For reference, this look back at some team jerseys from my Junior racing career may not be used for psychoanalytical purposes relating to the residual effects of wearing the following articles of clothing as a teenager.
I had done a couple races unattached before being fortunate enough to get hooked up with the Marin Cyclists as a youngster for my first official team jersey. With an understated silhouette of Mt. Tam on the chest and a very mellow color scheme, this jersey was pretty sweet in retrospect. I didn't appreciate the importance of the latter element at the time but would come to remember it fondly in the following years. Here's why:
Okay, the Morgul Bismark/Killer Loop team was great but the kit left a little something to be desired. Maybe it was the fact that we had Killer Loop as a primary sponsor that made them want to make the jersey as blindingly bright as possible. Not sure. Regardless, operating out of Davis Phinney and Ron Keifel's shop on the Hill in Boulder and run by Randy Gaffney, the team was one of the best in the country for a while and well worth the day glow. This was also at the time when everyone was rocking the flourescent yellow however, I can't look at the above photo without thinking of the high-lighters on my desk. I am missing the Morgul Bismark jersey design that followed this one because none of the platoon were able to make it home from the battlefield intact. It was a doozy too but compared to my next team jersey and first foray into mounatin bike racing...it was great. On to the world of dirt...or rocks since I raced in Colorado and the Rockies:
The Salsa/Cycle Logic team was excellent in most respects, but the the initial jersey design was not one of them. Don't get me wrong, I was incredibly proud to race for Salsa Cycles. We got bikes and a lot of other great stuff from the sponsors so I am not proud of criticizing the kit but...

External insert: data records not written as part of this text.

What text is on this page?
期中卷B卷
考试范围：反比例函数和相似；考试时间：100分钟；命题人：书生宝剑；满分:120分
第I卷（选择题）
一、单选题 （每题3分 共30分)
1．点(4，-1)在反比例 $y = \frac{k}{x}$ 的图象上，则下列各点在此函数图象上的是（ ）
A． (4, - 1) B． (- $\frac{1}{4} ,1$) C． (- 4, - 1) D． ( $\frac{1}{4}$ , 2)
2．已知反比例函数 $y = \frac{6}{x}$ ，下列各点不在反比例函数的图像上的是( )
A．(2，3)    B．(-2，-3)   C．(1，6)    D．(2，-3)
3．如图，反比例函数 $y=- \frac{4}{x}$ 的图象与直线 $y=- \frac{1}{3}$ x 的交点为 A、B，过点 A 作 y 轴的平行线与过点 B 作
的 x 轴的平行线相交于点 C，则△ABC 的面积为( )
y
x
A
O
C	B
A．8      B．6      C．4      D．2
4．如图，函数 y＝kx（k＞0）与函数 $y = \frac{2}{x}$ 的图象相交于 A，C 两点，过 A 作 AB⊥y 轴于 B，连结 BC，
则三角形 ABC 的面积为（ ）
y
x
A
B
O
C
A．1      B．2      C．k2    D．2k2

...engineers have confirmed that there were some design flaws from the beginning. The alternately colored sleeves were especially perplexing to me and continue to baffle me many years later. I also believe Salsa was working on some new "Pepper Man" designs and used our team as a test group. The above design was not highly recommended by this rider. So then we got to rock these as an alternative:
This jersey design has actually aged well but I often felt as if I was leading the Mountains Competition of the Tour de Jamaica. I was recently watching the 1989 Tour de France DVD and noticed that the RMO jerseys, worn most notably by Charly Mottet, were strikingly similar. Somewhat less Rastafarian but similar nonetheless.
The two elements of this jersey that I was never able to get a straight answer on were the "Peace" sign and the seemingly random homage to Stevie Ray Vaughn on the back right pocket. The era of this jersey was shortly after Vaughn's death but it was amazing how many people asked me about it on startlines and group rides. The peace sign just seemed like an afterthought and didn't help me get riled up for battles I was taking part in. I blame the peace sign for many, many losses.
So the moral of the story is that bad team kits are kind of like family. You can't really choose them and sometimes you just have to accept them and hope that the next year is better.